The thing that really separates these two contenders, though, is their impact on disease. Nuts are high in healthy fats, which makes them very good for our hearts. In fact, various studies have suggested that regularly eating nuts can reduce the risk of heart disease. Meat, on the other hand, shows a rather disturbing opposite trend. Regularly eating red meat has been associated with an increase in the chance of getting diseases such as cancer.
So, as round two draws to a close, meat is on the ropes.
Round Three – Environmental Sustainability
Research shows that meat has a much higher environmental impact than plants. So nuts are starting this round as the odds-on favourite. According to many studies, nuts have some of the lowest carbon footprints of any protein-source. Since most nuts grow on trees (with peanuts, as ground-growing legumes, the notable exception), their production can actually help to suck carbon dioxide out of the air. While aspects of their supply chain, from cultivation to transport, still release carbon dioxide into the atmosphere, their carbon-storing capacity means they can have footprints close to zero. Meat, especially red meat like beef and lamb, is right at the other end of the scale with the highest carbon footprint, not only of protein-sources, but of all foods. This is down to emissions of methane from the burps of cows and sheep, as well as the huge land-requirements for grazing and the production of animal feed.
It looks like this contest could be drifting towards the knockout blow. But is there any room for a revival from the red corner? Any sign of slippage from the blue?

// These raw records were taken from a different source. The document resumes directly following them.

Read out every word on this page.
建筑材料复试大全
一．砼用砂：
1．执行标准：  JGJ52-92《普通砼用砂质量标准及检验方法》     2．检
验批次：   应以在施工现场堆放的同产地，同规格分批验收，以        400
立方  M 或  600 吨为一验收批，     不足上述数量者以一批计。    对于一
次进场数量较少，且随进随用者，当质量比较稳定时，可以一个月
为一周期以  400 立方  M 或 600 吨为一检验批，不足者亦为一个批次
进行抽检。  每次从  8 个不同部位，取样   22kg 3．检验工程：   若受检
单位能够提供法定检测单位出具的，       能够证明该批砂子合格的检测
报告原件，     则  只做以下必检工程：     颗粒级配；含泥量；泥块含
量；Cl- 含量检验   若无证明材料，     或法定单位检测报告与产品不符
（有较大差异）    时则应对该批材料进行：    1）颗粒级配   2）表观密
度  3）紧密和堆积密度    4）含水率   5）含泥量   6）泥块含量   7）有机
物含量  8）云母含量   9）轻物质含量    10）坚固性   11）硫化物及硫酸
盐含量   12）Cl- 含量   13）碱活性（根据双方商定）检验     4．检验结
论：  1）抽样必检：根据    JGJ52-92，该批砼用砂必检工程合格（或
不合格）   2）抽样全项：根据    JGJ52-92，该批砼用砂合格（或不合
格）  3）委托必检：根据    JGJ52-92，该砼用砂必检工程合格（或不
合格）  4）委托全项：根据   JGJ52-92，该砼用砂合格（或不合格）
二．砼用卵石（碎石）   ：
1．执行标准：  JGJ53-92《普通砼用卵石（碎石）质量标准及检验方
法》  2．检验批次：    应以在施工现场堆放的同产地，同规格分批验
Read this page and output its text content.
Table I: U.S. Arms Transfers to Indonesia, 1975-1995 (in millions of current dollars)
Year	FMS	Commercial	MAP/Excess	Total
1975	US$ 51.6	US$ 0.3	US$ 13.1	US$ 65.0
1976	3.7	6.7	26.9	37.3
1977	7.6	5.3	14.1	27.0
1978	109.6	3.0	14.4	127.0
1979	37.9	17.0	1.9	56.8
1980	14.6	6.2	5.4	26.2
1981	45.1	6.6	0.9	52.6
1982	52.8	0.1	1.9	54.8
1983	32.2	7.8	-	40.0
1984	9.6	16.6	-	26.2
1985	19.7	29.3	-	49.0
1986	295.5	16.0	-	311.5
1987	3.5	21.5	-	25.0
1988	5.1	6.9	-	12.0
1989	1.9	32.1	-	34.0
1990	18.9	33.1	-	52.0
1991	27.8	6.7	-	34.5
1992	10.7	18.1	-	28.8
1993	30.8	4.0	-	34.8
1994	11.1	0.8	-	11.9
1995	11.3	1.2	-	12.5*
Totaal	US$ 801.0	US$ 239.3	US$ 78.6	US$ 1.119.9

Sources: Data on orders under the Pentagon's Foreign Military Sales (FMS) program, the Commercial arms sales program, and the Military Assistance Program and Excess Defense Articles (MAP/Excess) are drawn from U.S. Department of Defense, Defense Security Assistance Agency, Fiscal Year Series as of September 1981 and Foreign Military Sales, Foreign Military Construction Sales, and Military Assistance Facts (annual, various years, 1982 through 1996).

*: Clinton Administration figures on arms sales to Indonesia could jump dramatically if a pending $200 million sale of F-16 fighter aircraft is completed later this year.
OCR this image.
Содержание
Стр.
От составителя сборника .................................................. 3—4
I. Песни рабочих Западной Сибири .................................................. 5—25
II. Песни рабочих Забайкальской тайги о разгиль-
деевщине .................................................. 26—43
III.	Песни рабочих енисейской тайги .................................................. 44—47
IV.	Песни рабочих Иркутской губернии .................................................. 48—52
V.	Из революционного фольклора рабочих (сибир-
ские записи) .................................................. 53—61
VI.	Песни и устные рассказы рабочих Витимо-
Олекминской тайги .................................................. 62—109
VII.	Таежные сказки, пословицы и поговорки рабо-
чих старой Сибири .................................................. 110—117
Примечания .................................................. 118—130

Water. This is where it gets a little more complicated.
Nuts have one of the highest water-use footprints of all protein sources, often exacerbated by their production in areas that are prone to drought. This means the production of nuts often requires the use of underground water sources, and the rain alone does not always satisfy their needs. This can be a big problem in certain water-stressed regions. Unfortunately, the water footprint of meat also leaves much to be desired. The production of lamb, beef and pork also requires a large amount of water, again often unquenchable by the rain. So meat doesn’t make up much ground here, but it’s an important consideration, and highlights that nothing is ever black and white.
The Final Bell
*Ding Ding Ding*
So, after three rounds of sparring, which of the two contenders will come out on top of this enthralling brawl?
Round one was tough for nuts, as their omission from British kitchen tradition led to a shaky start. Their health-credentials helped them to dominate the second round, with round three beginning in much the same manner. The contest looked all but over, until the high water-usage of nuts exposed a chink in their sustainability shell. Meat was unable to capitalise though, with its high-carbon credentials leaving it staggering behind. Nuts emerge victorious, to win a place on our sustainable and healthy plates.
Footnote: For his thesis, Adam researched the role that nuts might play in the sustainable and healthy diets of UK citizens in years to come. He was hoping to understand if it’s feasible to produce more nuts across the world to satisfy increasing UK demand, and where these nuts should be imported from to resiliently increase UK supply.